The State Treasurer specified that the 10 types of halal processed food the country is exporting consisted of margarine, wafers, biscuits, processed pineapple, packaged coffee, coffee extract, and malt extract, sauces, baby food, bread, and cakes. These items are very popular among the consumers in their target markets of 29 countries. The most popular among these items are margarine or similar products that are related to crude palm oil (CPO) and its derivatives. However, he expects the country to start exporting a few other products as well to its target markets in the near future.
“We still have a big opportunity for our export share of up to 61 percent. This should be used by Indonesia to increase several other products as well,” he explained.
The government itself provides fiscal incentives to encourage investment and export of halal products. These incentives are delegated to the Investment Coordinating Board (BKPM) so that BKPM can immediately provide various incentives for investment in high-priority areas. Therefore, the government wants to ensure that the halal industry receives various stimuli in terms of income tax facilities. The other incentives include a tax holiday, tax allowance, reduced import income tax, the super deduction for research, and vocational training.

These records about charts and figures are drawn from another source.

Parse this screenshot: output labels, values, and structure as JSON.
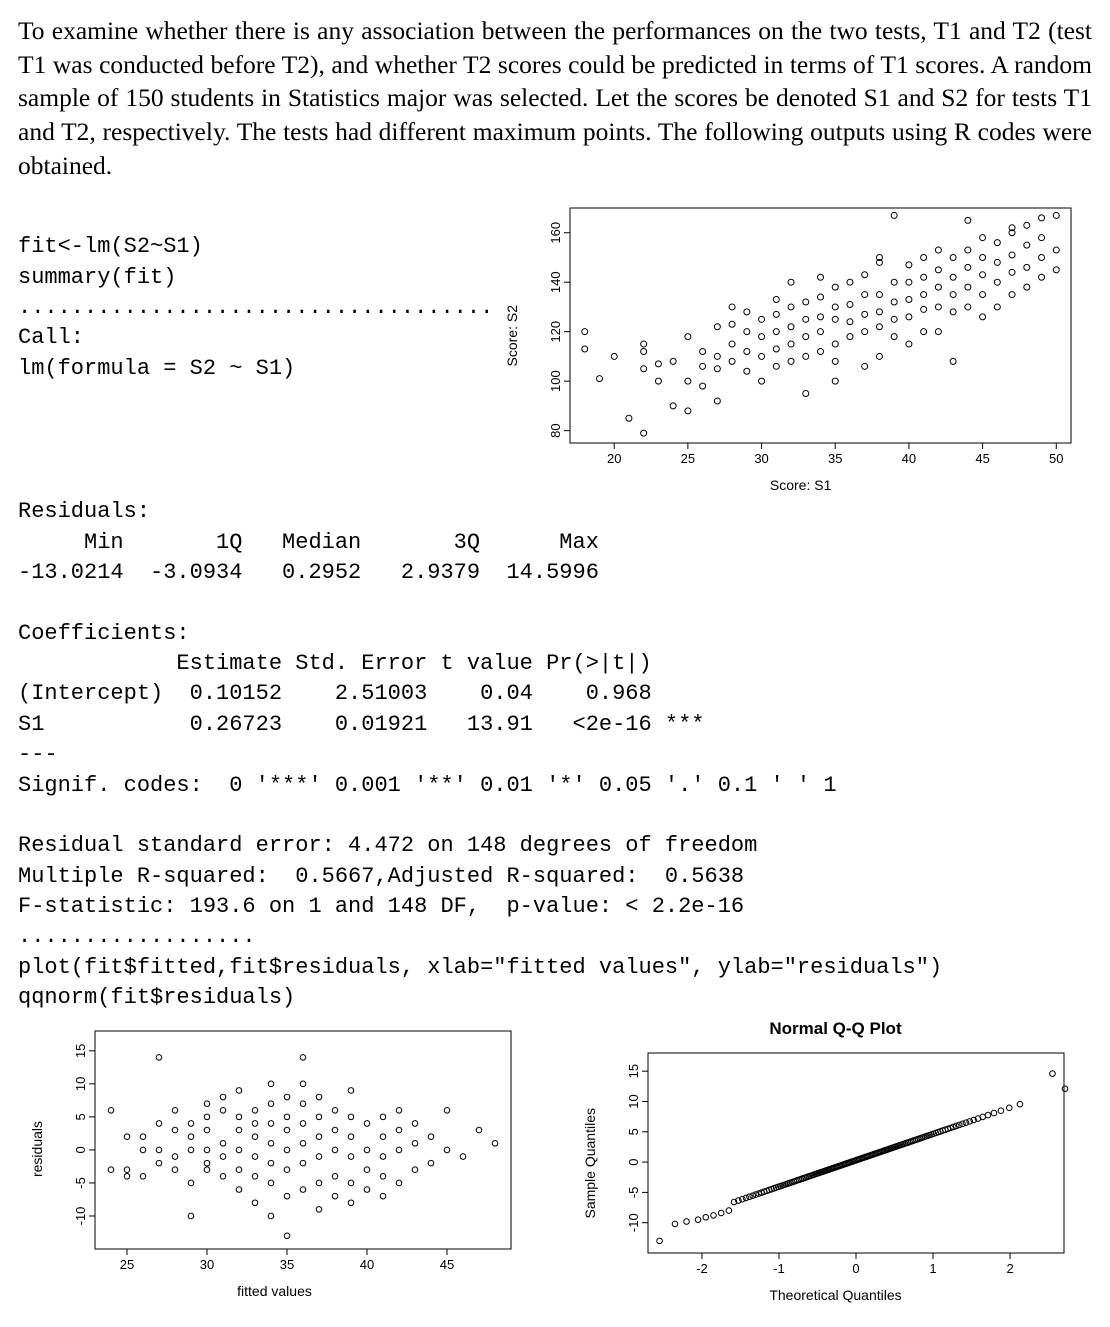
{
  "intro": "To examine whether there is any association between the performances on the two tests, T1 and T2 (test T1 was conducted before T2), and whether T2 scores could be predicted in terms of T1 scores. A random sample of 150 students in Statistics major was selected. Let the scores be denoted S1 and S2 for tests T1 and T2, respectively. The tests had different maximum points. The following outputs using R codes were obtained.",
  "code_block_top": "fit<-lm(S2~S1)\nsummary(fit)\n....................................\nCall:\nlm(formula = S2 ~ S1)",
  "code_block_mid": "Residuals:\n     Min       1Q   Median       3Q      Max\n-13.0214  -3.0934   0.2952   2.9379  14.5996\n\nCoefficients:\n            Estimate Std. Error t value Pr(>|t|)\n(Intercept)  0.10152    2.51003    0.04    0.968\nS1           0.26723    0.01921   13.91   <2e-16 ***\n---\nSignif. codes:  0 '***' 0.001 '**' 0.01 '*' 0.05 '.' 0.1 ' ' 1\n\nResidual standard error: 4.472 on 148 degrees of freedom\nMultiple R-squared:  0.5667,Adjusted R-squared:  0.5638\nF-statistic: 193.6 on 1 and 148 DF,  p-value: < 2.2e-16\n..................\nplot(fit$fitted,fit$residuals, xlab=\"fitted values\", ylab=\"residuals\")\nqqnorm(fit$residuals)",
  "scatter": {
    "type": "scatter",
    "xlabel": "Score: S1",
    "ylabel": "Score: S2",
    "xlim": [
      17,
      51
    ],
    "ylim": [
      75,
      170
    ],
    "xticks": [
      20,
      25,
      30,
      35,
      40,
      45,
      50
    ],
    "yticks": [
      80,
      100,
      120,
      140,
      160
    ],
    "point_color": "#000000",
    "point_fill": "none",
    "point_radius": 3.0,
    "background_color": "#ffffff",
    "border_color": "#000000",
    "points": [
      [
        18,
        120
      ],
      [
        18,
        113
      ],
      [
        19,
        101
      ],
      [
        20,
        110
      ],
      [
        21,
        85
      ],
      [
        22,
        79
      ],
      [
        22,
        112
      ],
      [
        22,
        105
      ],
      [
        22,
        115
      ],
      [
        23,
        100
      ],
      [
        23,
        107
      ],
      [
        24,
        90
      ],
      [
        24,
        108
      ],
      [
        25,
        88
      ],
      [
        25,
        118
      ],
      [
        25,
        100
      ],
      [
        26,
        98
      ],
      [
        26,
        106
      ],
      [
        26,
        112
      ],
      [
        27,
        122
      ],
      [
        27,
        110
      ],
      [
        27,
        92
      ],
      [
        27,
        105
      ],
      [
        28,
        108
      ],
      [
        28,
        115
      ],
      [
        28,
        123
      ],
      [
        28,
        130
      ],
      [
        29,
        104
      ],
      [
        29,
        112
      ],
      [
        29,
        120
      ],
      [
        29,
        128
      ],
      [
        30,
        100
      ],
      [
        30,
        110
      ],
      [
        30,
        118
      ],
      [
        30,
        125
      ],
      [
        31,
        106
      ],
      [
        31,
        113
      ],
      [
        31,
        120
      ],
      [
        31,
        127
      ],
      [
        31,
        133
      ],
      [
        32,
        140
      ],
      [
        32,
        108
      ],
      [
        32,
        115
      ],
      [
        32,
        122
      ],
      [
        32,
        130
      ],
      [
        33,
        95
      ],
      [
        33,
        110
      ],
      [
        33,
        118
      ],
      [
        33,
        125
      ],
      [
        33,
        132
      ],
      [
        34,
        112
      ],
      [
        34,
        120
      ],
      [
        34,
        126
      ],
      [
        34,
        134
      ],
      [
        34,
        142
      ],
      [
        35,
        100
      ],
      [
        35,
        108
      ],
      [
        35,
        115
      ],
      [
        35,
        125
      ],
      [
        35,
        130
      ],
      [
        35,
        138
      ],
      [
        36,
        118
      ],
      [
        36,
        124
      ],
      [
        36,
        131
      ],
      [
        36,
        140
      ],
      [
        37,
        106
      ],
      [
        37,
        120
      ],
      [
        37,
        127
      ],
      [
        37,
        135
      ],
      [
        37,
        143
      ],
      [
        38,
        110
      ],
      [
        38,
        122
      ],
      [
        38,
        128
      ],
      [
        38,
        135
      ],
      [
        38,
        148
      ],
      [
        38,
        150
      ],
      [
        39,
        118
      ],
      [
        39,
        125
      ],
      [
        39,
        132
      ],
      [
        39,
        140
      ],
      [
        39,
        167
      ],
      [
        40,
        115
      ],
      [
        40,
        126
      ],
      [
        40,
        133
      ],
      [
        40,
        140
      ],
      [
        40,
        147
      ],
      [
        41,
        120
      ],
      [
        41,
        129
      ],
      [
        41,
        135
      ],
      [
        41,
        142
      ],
      [
        41,
        150
      ],
      [
        42,
        120
      ],
      [
        42,
        130
      ],
      [
        42,
        138
      ],
      [
        42,
        145
      ],
      [
        42,
        153
      ],
      [
        43,
        128
      ],
      [
        43,
        135
      ],
      [
        43,
        142
      ],
      [
        43,
        150
      ],
      [
        43,
        108
      ],
      [
        44,
        130
      ],
      [
        44,
        138
      ],
      [
        44,
        146
      ],
      [
        44,
        153
      ],
      [
        44,
        165
      ],
      [
        45,
        126
      ],
      [
        45,
        135
      ],
      [
        45,
        143
      ],
      [
        45,
        150
      ],
      [
        45,
        158
      ],
      [
        46,
        130
      ],
      [
        46,
        140
      ],
      [
        46,
        148
      ],
      [
        46,
        156
      ],
      [
        47,
        135
      ],
      [
        47,
        144
      ],
      [
        47,
        151
      ],
      [
        47,
        160
      ],
      [
        47,
        162
      ],
      [
        48,
        138
      ],
      [
        48,
        146
      ],
      [
        48,
        155
      ],
      [
        48,
        163
      ],
      [
        49,
        142
      ],
      [
        49,
        150
      ],
      [
        49,
        158
      ],
      [
        49,
        166
      ],
      [
        50,
        145
      ],
      [
        50,
        153
      ],
      [
        50,
        167
      ]
    ]
  },
  "resid_plot": {
    "type": "scatter",
    "xlabel": "fitted values",
    "ylabel": "residuals",
    "xlim": [
      23,
      49
    ],
    "ylim": [
      -15,
      18
    ],
    "xticks": [
      25,
      30,
      35,
      40,
      45
    ],
    "yticks": [
      -10,
      -5,
      0,
      5,
      10,
      15
    ],
    "point_color": "#000000",
    "point_fill": "none",
    "point_radius": 2.8,
    "background_color": "#ffffff",
    "border_color": "#000000",
    "points": [
      [
        24,
        6
      ],
      [
        24,
        -3
      ],
      [
        25,
        2
      ],
      [
        25,
        -3
      ],
      [
        25,
        -4
      ],
      [
        26,
        -4
      ],
      [
        26,
        0
      ],
      [
        26,
        2
      ],
      [
        27,
        14
      ],
      [
        27,
        -2
      ],
      [
        27,
        0
      ],
      [
        27,
        4
      ],
      [
        28,
        -1
      ],
      [
        28,
        3
      ],
      [
        28,
        -3
      ],
      [
        28,
        6
      ],
      [
        29,
        -10
      ],
      [
        29,
        0
      ],
      [
        29,
        2
      ],
      [
        29,
        4
      ],
      [
        29,
        -5
      ],
      [
        30,
        3
      ],
      [
        30,
        -2
      ],
      [
        30,
        5
      ],
      [
        30,
        7
      ],
      [
        30,
        -3
      ],
      [
        30,
        0
      ],
      [
        31,
        -1
      ],
      [
        31,
        1
      ],
      [
        31,
        -4
      ],
      [
        31,
        6
      ],
      [
        31,
        8
      ],
      [
        32,
        -6
      ],
      [
        32,
        0
      ],
      [
        32,
        3
      ],
      [
        32,
        -3
      ],
      [
        32,
        5
      ],
      [
        32,
        9
      ],
      [
        33,
        -8
      ],
      [
        33,
        -1
      ],
      [
        33,
        2
      ],
      [
        33,
        4
      ],
      [
        33,
        6
      ],
      [
        33,
        -4
      ],
      [
        34,
        -10
      ],
      [
        34,
        -2
      ],
      [
        34,
        1
      ],
      [
        34,
        4
      ],
      [
        34,
        7
      ],
      [
        34,
        10
      ],
      [
        34,
        -5
      ],
      [
        35,
        -13
      ],
      [
        35,
        -7
      ],
      [
        35,
        -3
      ],
      [
        35,
        0
      ],
      [
        35,
        3
      ],
      [
        35,
        5
      ],
      [
        35,
        8
      ],
      [
        36,
        -6
      ],
      [
        36,
        -2
      ],
      [
        36,
        1
      ],
      [
        36,
        4
      ],
      [
        36,
        7
      ],
      [
        36,
        10
      ],
      [
        36,
        14
      ],
      [
        37,
        -9
      ],
      [
        37,
        -5
      ],
      [
        37,
        -1
      ],
      [
        37,
        2
      ],
      [
        37,
        5
      ],
      [
        37,
        8
      ],
      [
        38,
        -4
      ],
      [
        38,
        0
      ],
      [
        38,
        3
      ],
      [
        38,
        6
      ],
      [
        38,
        -7
      ],
      [
        39,
        -5
      ],
      [
        39,
        -1
      ],
      [
        39,
        2
      ],
      [
        39,
        5
      ],
      [
        39,
        -8
      ],
      [
        39,
        9
      ],
      [
        40,
        -3
      ],
      [
        40,
        0
      ],
      [
        40,
        4
      ],
      [
        40,
        -6
      ],
      [
        41,
        -4
      ],
      [
        41,
        2
      ],
      [
        41,
        -1
      ],
      [
        41,
        5
      ],
      [
        41,
        -7
      ],
      [
        42,
        0
      ],
      [
        42,
        3
      ],
      [
        42,
        -5
      ],
      [
        42,
        6
      ],
      [
        43,
        -3
      ],
      [
        43,
        1
      ],
      [
        43,
        4
      ],
      [
        44,
        -2
      ],
      [
        44,
        2
      ],
      [
        45,
        0
      ],
      [
        45,
        6
      ],
      [
        46,
        -1
      ],
      [
        47,
        3
      ],
      [
        48,
        1
      ]
    ]
  },
  "qq_plot": {
    "type": "qq",
    "title": "Normal Q-Q Plot",
    "xlabel": "Theoretical Quantiles",
    "ylabel": "Sample Quantiles",
    "xlim": [
      -2.7,
      2.7
    ],
    "ylim": [
      -15,
      18
    ],
    "xticks": [
      -2,
      -1,
      0,
      1,
      2
    ],
    "yticks": [
      -10,
      -5,
      0,
      5,
      10,
      15
    ],
    "point_color": "#000000",
    "point_fill": "none",
    "point_radius": 2.8,
    "background_color": "#ffffff",
    "border_color": "#000000",
    "line_slope": 4.35,
    "line_intercept": 0.3,
    "n_points": 150,
    "outliers": [
      [
        -2.55,
        -13.0
      ],
      [
        -2.35,
        -10.2
      ],
      [
        -2.2,
        -9.8
      ],
      [
        -2.05,
        -9.5
      ],
      [
        -1.95,
        -9.1
      ],
      [
        -1.85,
        -8.8
      ],
      [
        -1.75,
        -8.4
      ],
      [
        -1.65,
        -8.0
      ],
      [
        2.35,
        12.2
      ],
      [
        2.45,
        13.5
      ],
      [
        2.55,
        14.6
      ]
    ]
  }
}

The government also provides incentives in customs and excise facilities in the form of exemption or return of import duties to companies such as Ease of Import for Export Purposes (KITE). The government bears the import duty in certain industries to achieve the export targets in the specified products. “There are also incentives from value-added tax (VAT) facilities that will be provided, such as VAT reduction for capital goods, health and education services, social services, and export services,” he added. Finally, various special facilities to support increased exports of halal products. Among them are facilities in special economic zones (KEK), facilities in free trade zones, and facilities in industrial areas.